Nos lecteurs peuvent apporter leur contribution en ligne, en adressant des commentaires.

Rencontres régionales (part. 2) – Les « fausses nouvelles » dans l’espace démocratique

Mis en ligne le Posted on par Pierre MIELE

Le Cercle Condorcet et la FAL du Puy-de-Dôme ont organisé à Clermont-Ferrand, les 23 et 24 mars dernier, les Rencontres régionales de la laïcité de l’URFOL Auvergne-Rhône-Alpes, sur le thème « Les fausses nouvelles dans l’espace démocratique », en partenariat avec le Centre d’histoire « Espaces et Cultures ».

Ce thème, choisi dès juin 2017, est plus généralement, celui de la relation entre laïcité et vérité.
La laïcité est une liberté, et comme condition pour exercer sa pleine autonomie de jugement, c’est-aussi une condition de la citoyenneté.
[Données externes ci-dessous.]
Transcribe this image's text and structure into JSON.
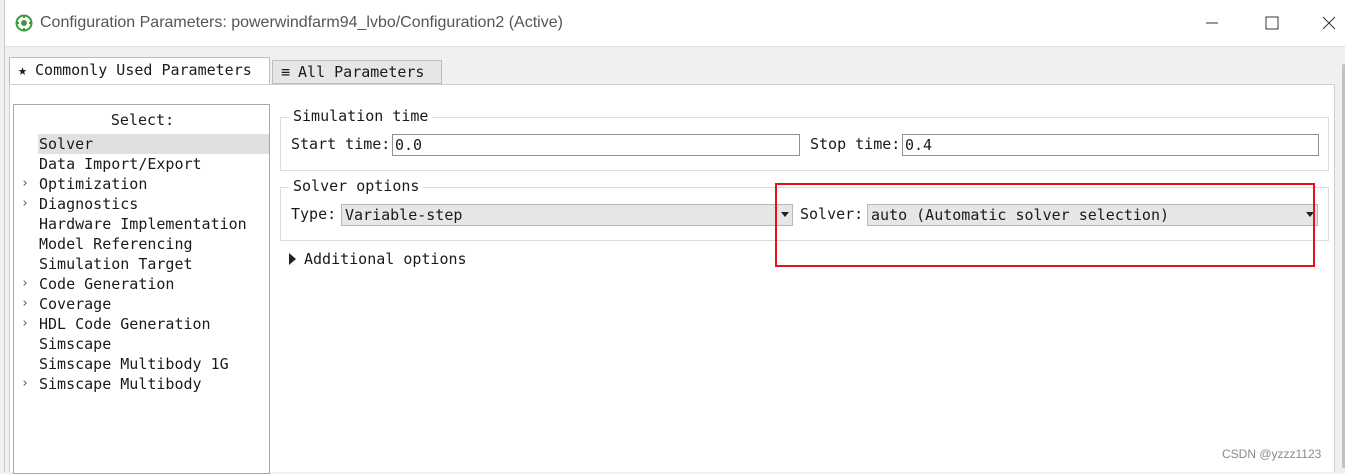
{
  "window": {
    "title": "Configuration Parameters: powerwindfarm94_lvbo/Configuration2 (Active)"
  },
  "tabs": [
    {
      "label": "Commonly Used Parameters",
      "icon": "star-icon",
      "glyph": "★",
      "active": true
    },
    {
      "label": "All Parameters",
      "icon": "list-icon",
      "glyph": "≡",
      "active": false
    }
  ],
  "tree": {
    "header": "Select:",
    "items": [
      {
        "label": "Solver",
        "expandable": false,
        "selected": true
      },
      {
        "label": "Data Import/Export",
        "expandable": false
      },
      {
        "label": "Optimization",
        "expandable": true
      },
      {
        "label": "Diagnostics",
        "expandable": true
      },
      {
        "label": "Hardware Implementation",
        "expandable": false
      },
      {
        "label": "Model Referencing",
        "expandable": false
      },
      {
        "label": "Simulation Target",
        "expandable": false
      },
      {
        "label": "Code Generation",
        "expandable": true
      },
      {
        "label": "Coverage",
        "expandable": true
      },
      {
        "label": "HDL Code Generation",
        "expandable": true
      },
      {
        "label": "Simscape",
        "expandable": false
      },
      {
        "label": "Simscape Multibody 1G",
        "expandable": false
      },
      {
        "label": "Simscape Multibody",
        "expandable": true
      }
    ],
    "arrow_glyph": "›"
  },
  "simulation_time": {
    "title": "Simulation time",
    "start_label": "Start time:",
    "start_value": "0.0",
    "stop_label": "Stop time:",
    "stop_value": "0.4"
  },
  "solver_options": {
    "title": "Solver options",
    "type_label": "Type:",
    "type_value": "Variable-step",
    "solver_label": "Solver:",
    "solver_value": "auto (Automatic solver selection)"
  },
  "additional_options": {
    "label": "Additional options"
  },
  "watermark": "CSDN @yzzz1123",
  "colors": {
    "highlight": "#e8101a",
    "icon_green": "#4caf50"
  }
}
En effet comment comprendre et vivre la laïcité, si on ne sait pas faire la différence entre ce qui relève de la connaissance issue de la seule Raison humaine et des faits, ce qui relève des croyances provenant d’on ne sait où, du Ciel, de traditions ancestrales, de préjugés tenaces… ; et ce qui relève des opinions qui ne sont que des hypothèses ou des préférences. 
Comment agir et décider en citoyen autonome, si on ne sait pas, ou si on ne peut pas, distinguer le vrai du faux.

La laïcité protège les citoyens et l’Etat des dogmes religieux  avant  tout, mais la vie citoyenne n’est pas exposée aux seuls dogmes  religieux ; dans l’espace démocratique, il faut se protéger de toutes les formes de dogmes, et à plus forte raison des falsifications délibérées.  

Le problème posé par les « fausses nouvelles » choisi en raison de l’actualité récente, n’est donc en fait qu’une entrée dans le problème plus général des conditions d’exercice de l’esprit critique.

 

Ferreira, Miele, Le Bras
Ouverture des rencontres : Edouard Ferreira pour la FAL, Pierre Miele pour le Cercle Condorcet, Stéphane Le Bras pour le CHEC

Mais qu’est-ce donc qu’une « fausse nouvelle »

La nouvelle, annonce d’un fait brut, synonyme de bruit ou rumeur, se distingue de l’information qui est une certaine présentation du fait dans son contexte, qui en donne ou permet une interprétation.

Une nouvelle peut être fausse soit par erreur involontaire, soit par volonté délibérée, par intention de tromper. Les expressions « nouvelle faussée » ou « nouvelle falsifiée » seraient de meilleures traductions de l’anglicisme « fake-news », très utilisé dans l’actualité récente.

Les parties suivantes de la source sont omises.